Veamos este ejemplo: en Guatemala regresó esto que llamamos democracia en el año 1986. Ya han pasado infinidad de gobernantes desde entonces, «elegidos democráticamente»: Vinicio Cerezo, Jorge Serrano Elías, Álvaro Arzú, Alfonso Portillo, Oscar Berger, Álvaro Colom, Otto Pérez Molina, Jimmy Morales, más dos que llegaron por mecanismos administrativos: Ramiro de León Carpio y Alejandro Maldonado. ¿Algún cambio para las grandes mayorías populares? ¡Ninguno! Sigue la pobreza, la exclusión de los pueblos originarios, el patriarcado, la corrupción y la impunidad. El 60% de población en situación de pobreza, el 50% de niñez desnutrida o el 20% de analfabetismo no lo corrige «una» persona, más allá de la buena voluntad que pueda tener (y parece que no la tienen). Son los detentadores de otros poderes, que no necesitan sentarse en la silla presidencial, los que deciden las cosas. Y sobre ellos, el representante del gobierno imperial de Estados Unidos, que hace del subcontinente latinoamericano su zona de influencia «natural».
Veamos otro ejemplo: Estados Unidos.

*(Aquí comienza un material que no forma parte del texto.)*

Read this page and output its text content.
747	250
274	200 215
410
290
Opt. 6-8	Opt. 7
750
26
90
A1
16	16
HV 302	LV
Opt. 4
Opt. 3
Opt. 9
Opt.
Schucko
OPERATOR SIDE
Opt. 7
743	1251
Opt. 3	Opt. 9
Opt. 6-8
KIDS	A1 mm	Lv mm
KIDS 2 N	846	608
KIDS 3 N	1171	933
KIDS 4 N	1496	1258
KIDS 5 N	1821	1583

Tomemos los últimos presidentes de estas décadas: John Kennedy, Lindon Johnson, Richard Nixon, Gerald Ford, James Carter, Ronald Reagan, George Bush padre, Bill Clinton, George Bush hijo, Barack Obama, Donald Trump. ¿Qué cambió en lo sustancial para el ciudadano estadounidense medio (Homero Simpson), o para nosotros en Latinoamérica, su virtual patio trasero? Nada. Estados Unidos, no importa con qué gerente, siguió siendo una potencia rapaz, belicista, imperialista. Quien toma las decisiones finales -en general, en las sombras, sin que el gran público lo sepa, y mucho menos pudiendo incidir en ello- son las grandes corporaciones ligadas a los principales rubros económicos: el complejo militar-industrial (que inventa guerras a su conveniencia: 2,000 dólares por minuto de ganancia), las compañías petroleras, los megabancos, la industria química, la narcoactividad (que no es cierto sea un negocio solo de narcotraficantes latinoamericanos: ¿quién la distribuye y lava los activos en el Norte?)
En Guatemala el 13.8 % del Producto Interno Bruto -PIB- lo dan las remesas (y otro 10% lo aporta el crimen organizado, con el narco-negocio como principal rubro). Sin dudas, esa economía está bastante (¿terriblemente?) enferma. ¿Podrá arreglar eso el nuevo presidente? Ya pasaron muchos mandatarios desde el retorno de la democracia, las remesas siguen subiendo (¿crece la enfermedad?), al igual que el crimen organizado y la cantidad de «mojados» que huyen desesperados (300 diarios). ¿Podrá decirse con credulidad «beneficio de la duda» a partir del 14 de enero? Nada alienta a tener esperanzas.